The invention concerns a device for measuring the gradient of a component of a magnetic field (excitation H or induction B), a process for measuring said gradient, and a process for producing said device. Such a device can be produced in integrated form.
This invention applies in particular to measuring electrical current in filiform conductors.
Known from document WO 03044541 is a method for measuring a current in a conductor, implementing the measurement of n-th order derivatives of the magnetic field. This method makes it possible in particular to reduce the disruptions caused by parasitic conductors.
Let xyz be an orthonormal reference, shown in FIG. 1, centered at the point M where one wishes to conduct the measurement, and where y is parallel to the axis of the conductor 1 (and situated in plane yMz). The z axis is colinear to the radius perpendicular to the conductor passing through M and x is tangent to the circle C passing through M whereof the axis is the conductor. The field H created by the current i circulating in the conductor 1 is then oriented along the axis x and the gradient of Hx is oriented on the axis z. Measuring the gradient of the field Hx created by the current i (which drops with 1/r2 as a function of the distance r from the conductor 1), or higher-order derivatives (which drop even more quickly as a function of r), makes it possible to go back up to the current i. This technique makes it possible to better do away, in a noisy environment, for example an electric cabinet, with external disruptions, which allows direct measurement of the field Hx (which is dropping, but only with 1/r). Measuring a current i1 in a conductor C1, in the presence of (disrupting) conductors C2, C3, . . . Cn, which are also passed through by currents i2, i3, . . . in, is thus made easier, due to the measurement of the gradient of the component Hx of the field H (or a derivative of an order higher than 1 of the same component) created by said conductor, at a short distance therefrom, than direct measurement of the field Hx. A configuration is thus sought in which the contributions to the measured size, caused by the disrupting conductors, are extremely low, while that caused by the main conductor C1 is as strong as possible.
The implementation of this technique poses several problems.
To maximize the signal, it is advantageous to position the sensors (N sensors for an N−1 order derivative) very close to the conductors where one wishes to perform the measurement.
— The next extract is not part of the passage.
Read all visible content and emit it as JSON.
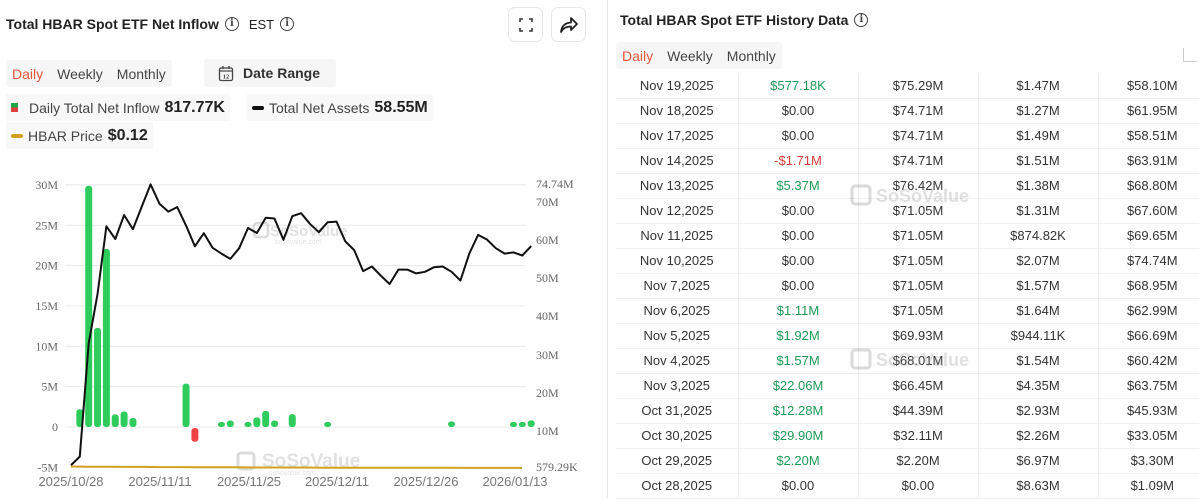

The problem then arises of reducing the distances separating these sensors from the conductor 1, as well as the distances separating the sensors from each other, as much as possible.
Thus, to effectively and precisely measure the current, it is advisable to perform the measurement at points situated as close as possible to the conductor 1, at distance r from the center thereof. It would also be advisable, to precisely measure the derivatives of the field, for the distances between sensors to be smaller than r and, if possible, small in view of r.
One solution would be to miniaturize the sensors. But if the sensors are miniaturized, their environment (and in particular their packaging) could impose minimal dimensional constraints, which can sometimes be bothersome, as in the configuration of FIG. 5 described in document U.S. Pat. No. 6,154,023.
It is therefore difficult, in certain cases, to reduce the distance d between the different sensors.
It would also be advantageous to be able to use, for this type of measurement, very directional sensors, such as micro fluxgates, or magneto-impedances, or magneto-resistances with flux guides. Yet the magnetic circuits of these sensors disrupt each other when the sensors are brought too close, resulting in a less precise measurement.
Precise measurement of the gradient also demands sensors whereof the positions in relation to each other are very well known. Moreover, if they are very directional (which is advantageous to perform a non-noisy measurement), they must be parallel to each other, which is very delicate to achieve with discrete sensors, in particular when they are miniaturized.
Another problem arises during use of a gradient sensor in an industrial environment. In this context it may sometimes be necessary to use the sensor inside a magnetic shielding, which, although it has the advantage of reducing disrupting fields, also has the drawback of creating a relatively significant field gradient in its immediate vicinity. The problem then arises of having a gradient sensor small enough to avoid one of the elementary sensors making it up being too close to the shielding, which could disrupt the measurement.
The problem also arises of being able to have a sensor structure that can be made in collective technology, for example with machines of the types used in microelectronics or micro- or nano-technologies.